Khanderao Paithankar

Sreedhar Amere Subbarao

Affiliations

Soon will be listed here.

Abstract

The 90 kDa heat shock protein, Hsp90, functions as a cancer chaperone contributing to tumor proliferation. We have encountered the mitochondrial homolog of Hsp90, the TRAP-1, regulating mitochondrial dynamics, metabolism, and tumor metastasis. Although Hsp90 is associated with a broad network of proteins regulating various cellular processes, TRAP-1-mediated cellular networks are unclear. Therefore, using TRAP-1 knockdown (KD) and overexpression (OE) systems, we compared their quantitative transcriptome (RNA Sequencing) and proteomic (LC-MS/MS) patterns to obtain molecular signatures that are altered in response to TRAP-1 KD or OE. We report TRAP-1 modulating vital metabolic pathways such as the tricarboxylic acid cycle, oxidative phosphorylation, electron transport chain, glycolysis, and gluconeogenesis. In addition, TRAP-1 facilitated the pentose phosphate pathway to shunt carbons back to glycolysis or gluconeogenesis, a much-solicited tumor response. Subsequently, we examined the TRAP-1 interactome using the tandem affinity purification system and identified 255 unique proteins. These diverse proteins appear to regulate several cellular processes, including energy metabolism, suggesting that TRAP-1, in addition to metabolic rewiring, maintains mitochondrial integrity.
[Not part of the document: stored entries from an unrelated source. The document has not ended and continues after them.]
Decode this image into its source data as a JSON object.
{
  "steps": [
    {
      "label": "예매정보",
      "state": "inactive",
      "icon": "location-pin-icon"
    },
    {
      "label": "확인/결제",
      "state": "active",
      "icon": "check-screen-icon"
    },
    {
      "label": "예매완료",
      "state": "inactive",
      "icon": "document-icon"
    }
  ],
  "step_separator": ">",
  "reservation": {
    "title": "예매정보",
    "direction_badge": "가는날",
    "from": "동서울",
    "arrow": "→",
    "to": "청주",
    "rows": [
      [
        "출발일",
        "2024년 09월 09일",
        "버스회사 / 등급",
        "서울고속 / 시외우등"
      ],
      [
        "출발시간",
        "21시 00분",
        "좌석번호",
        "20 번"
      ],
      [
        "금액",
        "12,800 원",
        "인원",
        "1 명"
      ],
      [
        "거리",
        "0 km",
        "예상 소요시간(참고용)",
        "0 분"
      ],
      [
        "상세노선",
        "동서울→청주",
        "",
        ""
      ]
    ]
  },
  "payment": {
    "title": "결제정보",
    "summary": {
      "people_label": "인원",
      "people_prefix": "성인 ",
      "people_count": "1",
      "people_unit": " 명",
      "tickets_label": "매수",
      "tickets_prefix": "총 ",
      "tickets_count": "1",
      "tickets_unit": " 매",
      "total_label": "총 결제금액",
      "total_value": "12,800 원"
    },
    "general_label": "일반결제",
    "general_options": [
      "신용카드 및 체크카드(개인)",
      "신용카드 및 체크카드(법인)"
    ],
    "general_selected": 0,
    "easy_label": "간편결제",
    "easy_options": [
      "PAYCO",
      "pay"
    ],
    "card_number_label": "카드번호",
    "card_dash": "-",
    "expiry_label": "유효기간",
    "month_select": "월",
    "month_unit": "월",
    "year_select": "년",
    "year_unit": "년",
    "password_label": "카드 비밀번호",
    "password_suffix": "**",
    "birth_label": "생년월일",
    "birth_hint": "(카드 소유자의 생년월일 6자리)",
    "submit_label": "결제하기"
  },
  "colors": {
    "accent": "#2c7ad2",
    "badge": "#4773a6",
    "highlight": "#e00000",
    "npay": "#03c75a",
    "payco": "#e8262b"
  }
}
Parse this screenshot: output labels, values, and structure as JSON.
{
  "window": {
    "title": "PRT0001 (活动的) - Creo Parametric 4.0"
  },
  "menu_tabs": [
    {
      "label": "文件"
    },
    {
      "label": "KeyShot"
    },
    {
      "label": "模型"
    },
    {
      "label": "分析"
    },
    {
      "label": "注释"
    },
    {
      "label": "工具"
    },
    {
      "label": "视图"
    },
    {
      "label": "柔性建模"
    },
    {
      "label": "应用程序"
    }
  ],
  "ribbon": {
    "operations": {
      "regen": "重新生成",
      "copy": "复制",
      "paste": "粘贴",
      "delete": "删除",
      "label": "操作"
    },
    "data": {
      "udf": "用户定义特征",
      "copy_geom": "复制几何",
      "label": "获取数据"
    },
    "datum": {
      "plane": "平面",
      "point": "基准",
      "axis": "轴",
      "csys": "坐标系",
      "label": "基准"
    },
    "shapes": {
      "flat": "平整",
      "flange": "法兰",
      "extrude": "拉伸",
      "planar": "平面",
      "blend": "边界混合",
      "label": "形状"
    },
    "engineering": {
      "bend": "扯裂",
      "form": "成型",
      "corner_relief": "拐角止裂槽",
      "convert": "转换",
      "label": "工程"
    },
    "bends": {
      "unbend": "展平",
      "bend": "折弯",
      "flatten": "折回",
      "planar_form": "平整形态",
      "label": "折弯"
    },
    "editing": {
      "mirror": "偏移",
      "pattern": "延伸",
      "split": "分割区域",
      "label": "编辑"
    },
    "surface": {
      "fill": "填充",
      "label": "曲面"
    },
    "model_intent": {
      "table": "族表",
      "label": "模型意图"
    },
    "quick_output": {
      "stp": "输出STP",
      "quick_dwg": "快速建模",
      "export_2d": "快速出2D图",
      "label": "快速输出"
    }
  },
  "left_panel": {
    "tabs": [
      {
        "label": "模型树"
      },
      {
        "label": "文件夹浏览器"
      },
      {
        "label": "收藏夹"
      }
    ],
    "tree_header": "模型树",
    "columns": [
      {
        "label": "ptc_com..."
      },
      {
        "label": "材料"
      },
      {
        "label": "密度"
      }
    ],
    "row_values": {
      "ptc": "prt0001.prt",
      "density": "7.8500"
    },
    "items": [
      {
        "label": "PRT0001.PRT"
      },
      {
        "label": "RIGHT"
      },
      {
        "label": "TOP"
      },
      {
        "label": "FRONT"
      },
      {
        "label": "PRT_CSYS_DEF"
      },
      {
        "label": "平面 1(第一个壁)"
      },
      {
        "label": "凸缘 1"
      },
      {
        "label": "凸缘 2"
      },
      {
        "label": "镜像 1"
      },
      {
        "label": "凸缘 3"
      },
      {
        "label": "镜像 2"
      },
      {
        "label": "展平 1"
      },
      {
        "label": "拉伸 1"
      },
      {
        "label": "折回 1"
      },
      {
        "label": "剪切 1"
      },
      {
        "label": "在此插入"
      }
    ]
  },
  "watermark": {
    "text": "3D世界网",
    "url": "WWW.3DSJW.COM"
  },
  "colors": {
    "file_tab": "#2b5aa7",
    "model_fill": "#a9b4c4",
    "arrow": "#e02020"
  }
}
Our study exposes the unknown functions of TRAP-1 in cancer cells. Systematic evaluation of TRAP-1 interactors may uncover novel regulatory mechanisms in disease aggression. Since metabolic inhibitors are emerging as potential anticancer agents, our study gains importance.

Citing Articles

Advances in the structures, mechanisms and targeting of molecular chaperones.

Gu J, He Y, He C, Zhang Q, Huang Q, Bai S Signal Transduct Target Ther. 2025; 10(1):84.

PMID: 40069202 PMC: 11897415. DOI: 10.1038/s41392-025-02166-2.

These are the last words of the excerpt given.